A CDO for a mature business #
For CEOs and founders, it's clear that the maturing business needs to stretch forward towards greater professionalism.
Professionalism covers many things. We cover what that means for customer and project delivery in other sections of the handbook.
That said, a large part of delivery professionalism can be summarised fairly simply. It has to do with:
- comprehensive, robust, replicable processes …
- … that are clear for customers and staff
- … that reflect the organisation’s persona
- … and are in tight alignment with business objectives.
That is true for client delivery just as it is for any other part of the business.
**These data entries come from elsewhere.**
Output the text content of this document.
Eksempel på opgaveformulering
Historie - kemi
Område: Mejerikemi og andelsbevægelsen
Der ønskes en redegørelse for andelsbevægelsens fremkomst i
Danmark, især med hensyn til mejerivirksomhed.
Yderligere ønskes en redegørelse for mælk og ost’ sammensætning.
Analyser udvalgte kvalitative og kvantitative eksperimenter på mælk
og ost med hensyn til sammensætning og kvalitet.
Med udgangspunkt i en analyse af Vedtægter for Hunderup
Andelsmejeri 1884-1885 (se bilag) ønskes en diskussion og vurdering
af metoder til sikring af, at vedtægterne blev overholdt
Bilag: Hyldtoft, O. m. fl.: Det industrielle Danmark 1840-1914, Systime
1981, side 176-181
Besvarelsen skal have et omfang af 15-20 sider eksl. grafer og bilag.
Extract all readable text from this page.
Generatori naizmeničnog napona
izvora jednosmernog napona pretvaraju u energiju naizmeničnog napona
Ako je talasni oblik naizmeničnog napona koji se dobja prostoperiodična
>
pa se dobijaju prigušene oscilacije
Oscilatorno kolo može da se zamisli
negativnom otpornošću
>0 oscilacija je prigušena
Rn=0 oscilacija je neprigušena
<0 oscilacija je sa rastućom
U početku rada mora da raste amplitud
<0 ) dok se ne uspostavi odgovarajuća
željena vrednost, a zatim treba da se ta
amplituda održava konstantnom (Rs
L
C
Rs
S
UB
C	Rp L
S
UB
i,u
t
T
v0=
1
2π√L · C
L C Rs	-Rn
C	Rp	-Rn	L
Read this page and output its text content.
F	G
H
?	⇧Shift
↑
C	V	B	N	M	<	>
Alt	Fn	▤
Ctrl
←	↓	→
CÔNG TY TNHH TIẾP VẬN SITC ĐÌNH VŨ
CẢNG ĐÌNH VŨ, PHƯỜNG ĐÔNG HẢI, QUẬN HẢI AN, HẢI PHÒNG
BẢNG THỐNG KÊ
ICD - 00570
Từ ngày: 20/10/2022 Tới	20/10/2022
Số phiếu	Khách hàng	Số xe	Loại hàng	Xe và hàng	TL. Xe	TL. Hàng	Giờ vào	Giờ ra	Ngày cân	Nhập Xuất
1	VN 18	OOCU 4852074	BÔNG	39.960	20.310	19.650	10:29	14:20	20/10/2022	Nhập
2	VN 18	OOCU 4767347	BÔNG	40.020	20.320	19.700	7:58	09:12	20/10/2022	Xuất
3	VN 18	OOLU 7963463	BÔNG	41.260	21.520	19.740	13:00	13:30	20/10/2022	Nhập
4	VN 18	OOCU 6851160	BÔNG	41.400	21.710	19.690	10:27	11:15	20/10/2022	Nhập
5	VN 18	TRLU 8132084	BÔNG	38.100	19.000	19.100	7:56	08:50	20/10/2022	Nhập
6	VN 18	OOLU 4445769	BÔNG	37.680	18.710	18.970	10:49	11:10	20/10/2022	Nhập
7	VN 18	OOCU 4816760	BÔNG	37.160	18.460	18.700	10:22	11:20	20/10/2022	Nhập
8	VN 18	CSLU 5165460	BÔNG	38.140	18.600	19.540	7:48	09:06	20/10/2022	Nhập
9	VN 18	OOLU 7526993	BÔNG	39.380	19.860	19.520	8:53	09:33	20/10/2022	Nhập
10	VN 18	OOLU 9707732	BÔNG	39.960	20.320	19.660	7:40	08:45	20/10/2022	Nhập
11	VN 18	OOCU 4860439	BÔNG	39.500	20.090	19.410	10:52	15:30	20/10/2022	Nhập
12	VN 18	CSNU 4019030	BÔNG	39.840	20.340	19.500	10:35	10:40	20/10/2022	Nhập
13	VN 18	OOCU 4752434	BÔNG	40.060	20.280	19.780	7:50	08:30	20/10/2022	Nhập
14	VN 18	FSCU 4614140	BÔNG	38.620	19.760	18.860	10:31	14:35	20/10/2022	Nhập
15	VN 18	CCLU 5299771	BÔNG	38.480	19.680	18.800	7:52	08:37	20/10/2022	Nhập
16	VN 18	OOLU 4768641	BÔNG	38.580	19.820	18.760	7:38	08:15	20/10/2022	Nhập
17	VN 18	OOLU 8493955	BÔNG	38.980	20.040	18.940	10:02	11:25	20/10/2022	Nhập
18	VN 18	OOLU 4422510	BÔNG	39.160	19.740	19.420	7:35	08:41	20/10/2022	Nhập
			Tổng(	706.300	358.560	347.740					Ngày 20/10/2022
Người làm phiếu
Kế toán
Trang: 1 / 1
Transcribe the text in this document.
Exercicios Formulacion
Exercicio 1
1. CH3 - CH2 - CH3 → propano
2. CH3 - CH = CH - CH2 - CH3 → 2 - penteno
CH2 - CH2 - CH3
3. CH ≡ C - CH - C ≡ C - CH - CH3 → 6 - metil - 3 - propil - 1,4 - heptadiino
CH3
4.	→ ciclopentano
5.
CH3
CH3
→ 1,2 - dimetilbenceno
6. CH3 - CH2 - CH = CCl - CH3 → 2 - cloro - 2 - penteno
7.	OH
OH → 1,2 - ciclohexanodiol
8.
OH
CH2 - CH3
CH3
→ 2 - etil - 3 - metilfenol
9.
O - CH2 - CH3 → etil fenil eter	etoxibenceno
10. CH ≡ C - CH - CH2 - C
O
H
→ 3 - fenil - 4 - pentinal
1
This is the CDO's role says Myles Lagolago-Craig, CEO of XWP: to set the standards, hold people accountable to them, a make them meaningful so they're a metric for progress towards successful outcomes.
There is an important balance, though.
It's vital that processes and practices are comprehensive and replicable. BUT, they need to work as a foundation rather than as the house itself. Whilst delivery processes are important, they should create space for experts to expert, and for the exercise of pragmatism and common sense attuned to the context.
In other words, in a mature business the delivery principal has to hold the tension in a fundamental balancing act between:
- systematic and thoroughgoing processes on the one hand, and
- space for creativity, innovation and situational agility on the other.
It's easy for project management to rule the roost. Tom Willmot, CEO of Human Made, talks of how easy it is for a business to focus on adhering to those high capacity delivery processes — they certainly can enable scaling. Human Made was able to take on 7-figure client projects as a result. Similarly, Alex enabled Syde to cope with sudden growth by bringing in someone to make their delivery processes robust and reliable. But it's problematic when the processes themselves become the focus, and Tom and Alex both advocate strongly for project work to remain steadfastly outcome-focused.
Promoting from within vs. hiring into position #
Businesses that have grown from small origins do their utmost to honour team members and respect those who put in their all from that start.
But there's a key question here:
Is it possible for someone internal to grow with a growing business, developing into the role of Chief Delivery Officer in the larger, expanded context?
The short answer is yes … but.
In reality, it's very difficult to achieve, and many CEOs attest to the challenges of such a praiseworthy ambition.
Most, being good people, will have tried to do this — to promote someone from within without that person necessarily knowing how to do project management at scale. And most will have found it problematic along the way, with experiences of turbulent projects, frustrated teams, a burnt-out delivery director, or worse.
As the business gets bigger and takes on more and larger client projects, there's a point at which it's not possible for one person to be involved in delivering everything. Project delivery has to become detached from any single personality.
In other words, the delivery systems and processes should be separate from the person themselves, as if they are a product for the business.
Tom, Alex, Myles, Jake, and Karim all recounted experiences of headaches promoting from within — ways in which it almost worked, but then needed to change. All said that recruitment specifically for the position has been more fruitful.